Santiago já imagina o que se vai passar. Já está habituado a estas cenas de violência que tanto ocorrem em bairros da elite económica. A princípio chocava-o, mas o ser humano tem uma inusitada capacidade de se conformar com toda uma variedade de comportamentos abusivos.

“Vou chamar os meus amigos do CDUL”, diz Nonô. Envia uma mensagem de voz para o grupo “Filhos dos Que Mandam Nesta Merda Toda” no Whatsapp e passado vinte minutos, treze jovens praticantes de rugby, de 15 anos com corpo de 24, alinham-se à frente do exclusivo externato. A tensão sente-se no ar. Intimidada, Loti liga aos seus amigos da Orquestra Metropolitana, que, não sendo tão corpulentos, podem ainda assim defendê-la através do arremesso de oboés e harpas. Passa um quarto de hora e 30 jovens, divididos entre gangues betos rivais, encaram-se de forma ameaçadora. Teme-se o pior.
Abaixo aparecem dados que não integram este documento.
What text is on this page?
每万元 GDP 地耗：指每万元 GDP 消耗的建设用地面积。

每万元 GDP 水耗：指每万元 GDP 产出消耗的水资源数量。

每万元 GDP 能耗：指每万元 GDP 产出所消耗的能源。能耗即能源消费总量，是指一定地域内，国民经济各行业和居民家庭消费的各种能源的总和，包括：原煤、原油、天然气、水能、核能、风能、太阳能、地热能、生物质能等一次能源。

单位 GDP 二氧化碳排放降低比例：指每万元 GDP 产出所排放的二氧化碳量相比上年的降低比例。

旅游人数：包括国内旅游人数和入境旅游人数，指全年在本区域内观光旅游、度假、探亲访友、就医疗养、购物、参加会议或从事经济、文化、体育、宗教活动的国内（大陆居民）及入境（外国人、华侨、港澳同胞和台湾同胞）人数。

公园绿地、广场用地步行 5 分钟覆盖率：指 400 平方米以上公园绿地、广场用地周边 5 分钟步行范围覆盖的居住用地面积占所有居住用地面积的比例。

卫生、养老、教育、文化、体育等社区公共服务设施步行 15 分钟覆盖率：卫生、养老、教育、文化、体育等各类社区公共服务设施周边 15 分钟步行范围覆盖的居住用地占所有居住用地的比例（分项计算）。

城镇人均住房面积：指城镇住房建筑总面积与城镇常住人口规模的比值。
“Nem sabes o que te fazia se não me doesse o adutor por causa do crossfit!”, diz um indivíduo do rugby. “Espera até o meu irmão saber disto, isto é, quando voltar do mochilão de um ano e meio que está a fazer à conta dos nossos pais”, alerta um choninhas da orquestra. De repente, encostam as cabeças e “empurram-se à menina”, citando o contínuo Alfredo, que este cronista não perpetua estereótipos de género. Nisto, aparece uma viatura da PSP. Uma ramona? Um carro da Escola Segura? Não, não. Uma carrinha da Polícia Municipal. Como se sabe, costumam estar armados até aos dentes com papel e caneta.
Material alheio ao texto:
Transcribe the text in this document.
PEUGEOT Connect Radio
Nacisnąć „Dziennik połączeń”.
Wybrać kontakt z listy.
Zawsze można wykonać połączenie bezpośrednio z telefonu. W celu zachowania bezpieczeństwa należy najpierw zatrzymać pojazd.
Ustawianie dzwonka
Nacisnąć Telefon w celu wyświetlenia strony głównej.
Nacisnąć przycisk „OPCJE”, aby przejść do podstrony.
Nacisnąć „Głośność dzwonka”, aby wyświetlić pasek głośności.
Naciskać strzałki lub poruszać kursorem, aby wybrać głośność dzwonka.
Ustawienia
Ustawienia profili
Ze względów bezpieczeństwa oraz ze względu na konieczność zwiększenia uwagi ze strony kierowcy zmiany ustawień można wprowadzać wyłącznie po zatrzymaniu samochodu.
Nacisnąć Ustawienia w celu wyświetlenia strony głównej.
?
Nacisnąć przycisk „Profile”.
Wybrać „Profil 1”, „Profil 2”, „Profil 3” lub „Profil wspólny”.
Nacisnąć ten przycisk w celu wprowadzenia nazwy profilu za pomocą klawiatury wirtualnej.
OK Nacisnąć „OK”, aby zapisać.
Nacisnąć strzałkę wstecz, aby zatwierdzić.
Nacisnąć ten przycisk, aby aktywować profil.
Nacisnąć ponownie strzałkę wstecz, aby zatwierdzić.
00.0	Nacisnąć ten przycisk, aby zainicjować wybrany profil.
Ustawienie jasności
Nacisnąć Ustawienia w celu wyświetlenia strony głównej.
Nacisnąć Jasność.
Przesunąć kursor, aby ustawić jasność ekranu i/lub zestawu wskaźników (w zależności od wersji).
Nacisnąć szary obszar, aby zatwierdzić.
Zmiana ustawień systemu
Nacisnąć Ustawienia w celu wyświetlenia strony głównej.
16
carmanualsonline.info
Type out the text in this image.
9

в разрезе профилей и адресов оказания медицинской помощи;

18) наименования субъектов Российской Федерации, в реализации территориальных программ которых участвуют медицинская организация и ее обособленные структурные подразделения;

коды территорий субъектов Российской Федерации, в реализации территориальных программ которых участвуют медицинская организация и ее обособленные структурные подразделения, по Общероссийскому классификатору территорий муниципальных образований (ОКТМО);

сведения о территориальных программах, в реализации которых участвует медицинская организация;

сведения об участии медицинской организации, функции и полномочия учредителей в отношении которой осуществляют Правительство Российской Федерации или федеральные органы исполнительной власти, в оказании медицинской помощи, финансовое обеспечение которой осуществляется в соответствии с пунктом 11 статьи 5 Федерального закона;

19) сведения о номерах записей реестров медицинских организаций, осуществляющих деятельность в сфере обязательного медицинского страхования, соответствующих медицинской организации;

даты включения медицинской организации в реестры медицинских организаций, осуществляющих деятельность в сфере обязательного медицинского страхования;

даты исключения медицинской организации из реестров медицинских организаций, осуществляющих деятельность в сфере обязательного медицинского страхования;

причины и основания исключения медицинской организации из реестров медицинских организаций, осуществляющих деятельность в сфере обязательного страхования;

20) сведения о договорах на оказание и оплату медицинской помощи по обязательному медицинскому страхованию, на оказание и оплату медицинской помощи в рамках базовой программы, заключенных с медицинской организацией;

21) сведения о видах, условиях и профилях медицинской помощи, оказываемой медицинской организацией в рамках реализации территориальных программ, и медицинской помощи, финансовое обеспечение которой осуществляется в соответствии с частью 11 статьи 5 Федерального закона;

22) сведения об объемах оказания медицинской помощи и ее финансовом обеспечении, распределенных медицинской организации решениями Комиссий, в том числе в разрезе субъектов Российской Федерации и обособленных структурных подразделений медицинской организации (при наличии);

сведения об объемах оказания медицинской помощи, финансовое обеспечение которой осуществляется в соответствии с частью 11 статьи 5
“Companheiros, os companheiros estão a ocupar a via”, anuncia o agente Santos, nascido e criado na Venteira, que sente sempre alguma falta de à vontade em lidar com os filhos da classe privilegiada. “Desculpe? Sabe que foi a empresa do meu pai que alcatroou esta rua?”, questiona Diogo, homem de uns 3000 seguidores no Instagram. “Sr. Polícia, isso é um atentado à liberdade de expressão. Você já leu Voltaire?”, indaga Miguel, gajo para ter tido 18 no último teste de português, mas a quem sempre faltará empatia. “Oh bófia, tu sabes que podes perder a licença com esse abuso de poder?”, ameaça Sebastião, com aquela cara de quem tem dois pais magistrados que juram a pés juntos que nunca mexeriam cordelinhos para afastar o filho de problemas com a Justiça, mas que claramente o fariam caso ele fosse acusado de homicídio simples por causa de uma altercação com um amigo em torno do extravio de um daqueles auriculares da Apple que foram manufaturados com o intuito de serem, lá está, extraviados.
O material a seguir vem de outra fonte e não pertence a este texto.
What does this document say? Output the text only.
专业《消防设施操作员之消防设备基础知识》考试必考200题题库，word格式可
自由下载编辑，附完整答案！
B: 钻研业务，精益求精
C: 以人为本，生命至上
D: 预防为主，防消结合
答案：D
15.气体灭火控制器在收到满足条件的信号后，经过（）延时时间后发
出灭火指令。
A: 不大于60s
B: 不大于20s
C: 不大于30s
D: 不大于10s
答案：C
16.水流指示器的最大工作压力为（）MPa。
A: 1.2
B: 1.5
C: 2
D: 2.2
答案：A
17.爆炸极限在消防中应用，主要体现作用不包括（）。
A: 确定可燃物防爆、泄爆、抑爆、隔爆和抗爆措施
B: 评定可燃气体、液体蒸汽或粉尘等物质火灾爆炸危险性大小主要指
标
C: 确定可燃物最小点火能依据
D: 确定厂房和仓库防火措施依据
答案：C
“Vocês não são bem educados. Vão-se embora daqui, por favor”, sugere timidamente o agente Santos, enquanto que finge que escreve algo no bloco de notas. Paulatinamente, os dois grupos vão dispersando. Estão desolados: não houve mocada porque apareceu a polícia. Voltariam em breve para dentro do recreio, provavelmente para ouvir na rádio da escola músicas de rap. Aquelas que retratam precisamente a violência policial que, também eles, experienciam numa base diária.